📘 Gallstone Pancreatitis: From Cholelithiasis to Cholangitis (MCAT & NCLEX Guide)
Biliary disease is a high-yield crossover for the MCAT (Bio/Biochem + Psych/Soc passages with clinical framing) and for NCLEX (abdomen, pain, jaundice, labs, first-line imaging, and urgent management). Understanding how a simple gallstone can progress to pancreatitis helps you crush recognition questions and multi-step vignettes.
🧠The progression (big picture)
Cholelithiasis – Stones form in the gallbladder. Often asymptomatic; can cause biliary colic.
Cholecystitis – Stone blocks the cystic duct → gallbladder inflammation.
Choledocholithiasis – Stone in the common bile duct (CBD) → cholestasis, ± jaundice.
Cholangitis – Infected obstructed biliary tree (CBD). Charcot triad: RUQ pain, jaundice, fever. Reynolds pentad adds hypotension + AMS.

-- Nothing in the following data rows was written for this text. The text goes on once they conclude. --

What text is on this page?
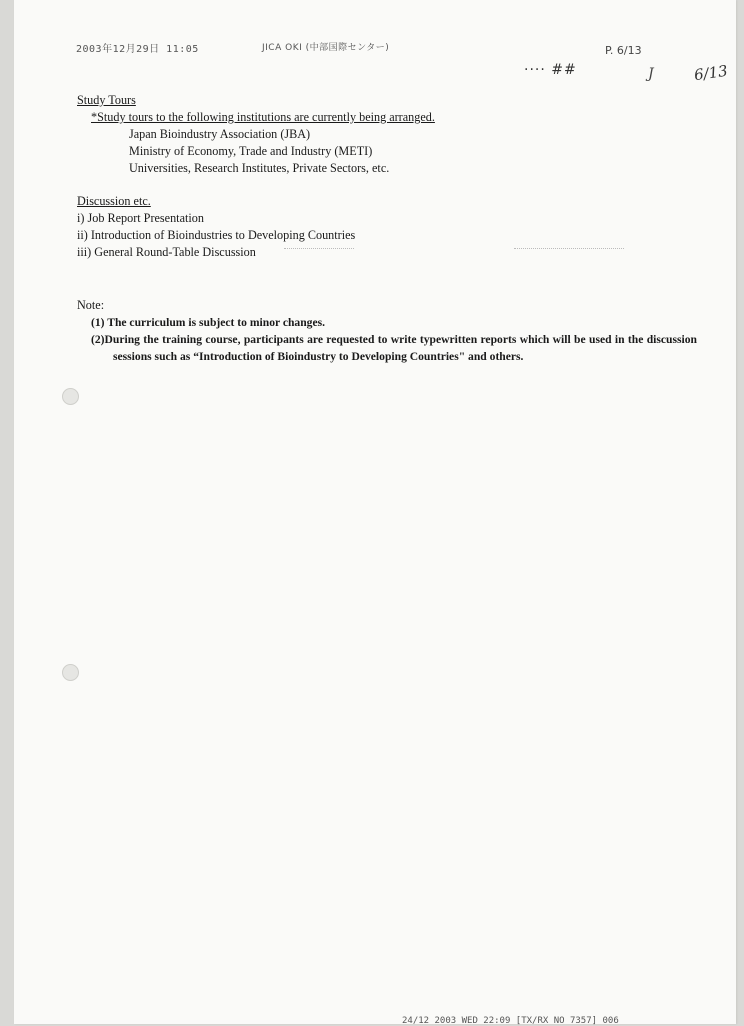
2003年12月29日 11:05	JICA OKI (中部国際センター)	P. 6/13
···· ##	J	6/13
Study Tours
*Study tours to the following institutions are currently being arranged.
Japan Bioindustry Association (JBA)
Ministry of Economy, Trade and Industry (METI)
Universities, Research Institutes, Private Sectors, etc.
Discussion etc.
i) Job Report Presentation
ii) Introduction of Bioindustries to Developing Countries
iii) General Round-Table Discussion
Note:

(1) The curriculum is subject to minor changes.

(2)During the training course, participants are requested to write typewritten reports which will be used in the discussion sessions such as “Introduction of Bioindustry to Developing Countries" and others.

24/12 2003 WED 22:09 [TX/RX NO 7357] 006
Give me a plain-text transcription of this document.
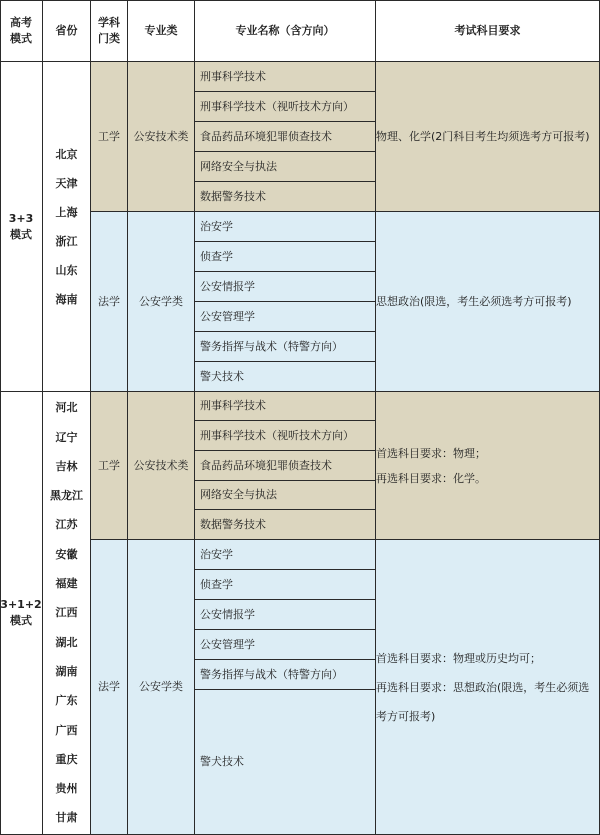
高考
模式
省份
学科
门类
专业类	专业名称（含方向）	考试科目要求
3+3
模式
北京
天津
上海
浙江
山东
海南
工学 公安技术类
刑事科学技术
刑事科学技术（视听技术方向）
食品药品环境犯罪侦查技术
网络安全与执法
数据警务技术
物理、化学(2门科目考生均须选考方可报考)
法学 公安学类
治安学
侦查学
公安情报学
公安管理学
警务指挥与战术（特警方向）
警犬技术
思想政治(限选，考生必须选考方可报考)
3+1+2
模式
河北
辽宁
吉林
黑龙江
江苏
安徽
福建
江西
湖北
湖南
广东
广西
重庆
贵州
甘肃
工学 公安技术类
刑事科学技术
刑事科学技术（视听技术方向）
食品药品环境犯罪侦查技术
网络安全与执法
数据警务技术
首选科目要求：物理；
再选科目要求：化学。
法学 公安学类
治安学
侦查学
公安情报学
公安管理学
警务指挥与战术（特警方向）
警犬技术
首选科目要求：物理或历史均可；
再选科目要求：思想政治(限选，考生必须选
考方可报考)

Gallstone pancreatitis – Stone transiently lodges at the ampulla (major papilla) → backs up pancreatic juice → pancreatic inflammation.
📊 Biliary Stone Conditions at a Glance
Condition | Blockage Site | Key Symptoms/Signs | Labs & Imaging | MCAT/NCLEX Angle |
---|---|---|---|---|
Cholelithiasis | Gallbladder | Post-prandial RUQ pain (fatty meals), may be silent | Normal labs; ultrasound shows stones | Risk factors: Female, Fat, Fertile, Forty |
Cholecystitis | Cystic duct | RUQ pain, fever, positive Murphy sign | Mild ↑WBC; U/S: wall thickening, pericholecystic fluid | Early cholecystectomy after stabilization |
Choledocholithiasis | Common bile duct | RUQ pain, jaundice, dark urine, pale stool | ↑ALP/γ-GT, ↑direct bilirubin; dilated CBD on U/S | May precipitate pancreatitis or cholangitis |
Cholangitis | Infected CBD | Charcot triad (RUQ pain, jaundice, fever); ±Reynolds pentad | ↑↑WBC, cholestatic LFTs; urgent ERCP for drainage | Know Charcot triad & Reynolds pentad |
Gallstone pancreatitis | Ampulla obstructing pancreatic duct | Severe epigastric pain → back, N/V | ↑Lipase; U/S: gallstones | Aggressive fluids, ERCP if obstruction; early cholecystectomy |
Exam pearl: In gallstone pancreatitis, a cholestatic LFT pattern (↑ALP, ↑direct bilirubin) suggests a duct stone—think ERCP if signs of ongoing obstruction or cholangitis.
🔬 Pathophysiology in one minute
A gallstone migrating from the gallbladder can lodge at the hepatopancreatic ampulla, where the CBD and pancreatic duct join. Obstruction increases ductal pressure → premature activation of pancreatic enzymes → autodigestion and inflammation (pancreatitis). Remove the obstruction (sometimes via ERCP) and remove the source (cholecystectomy) to prevent recurrence.
🧠MCAT recognition tips
A patient with epigastric pain to the back + ↑lipase and jaundice → suspect gallstone etiology.
Ultrasound is first-line imaging for biliary stones; CT is less sensitive for gallstones but helps assess pancreatitis complications.
Distinguish pancreatitis etiologies: gallstones vs alcohol (history), hypertriglyceridemia, drugs.
Culture/biopsy isn’t needed to identify cholangitis; recognition is clinical + labs → urgent biliary drainage concept.
💉 NCLEX tie-ins
Acute pancreatitis care: NPO, aggressive IV fluids, pain control, monitor electrolytes (especially calcium), watch for hypovolemia.
Cholangitis: Broad-spectrum antibiotics and biliary decompression (ERCP).
After recovery: Early cholecystectomy in gallstone pancreatitis to prevent recurrence.
Educational content only—follow current clinical guidelines at your institution.
🧪 Mini practice (with keys)
RUQ pain + fever + jaundice → diagnosis? Ascending cholangitis (Charcot triad).
Epigastric pain radiating to back + ↑lipase + stones on U/S → most likely cause? Gallstone at ampulla obstructing pancreatic duct.
Which lab pattern favors CBD obstruction? ↑ALP and ↑direct bilirubin > transaminases.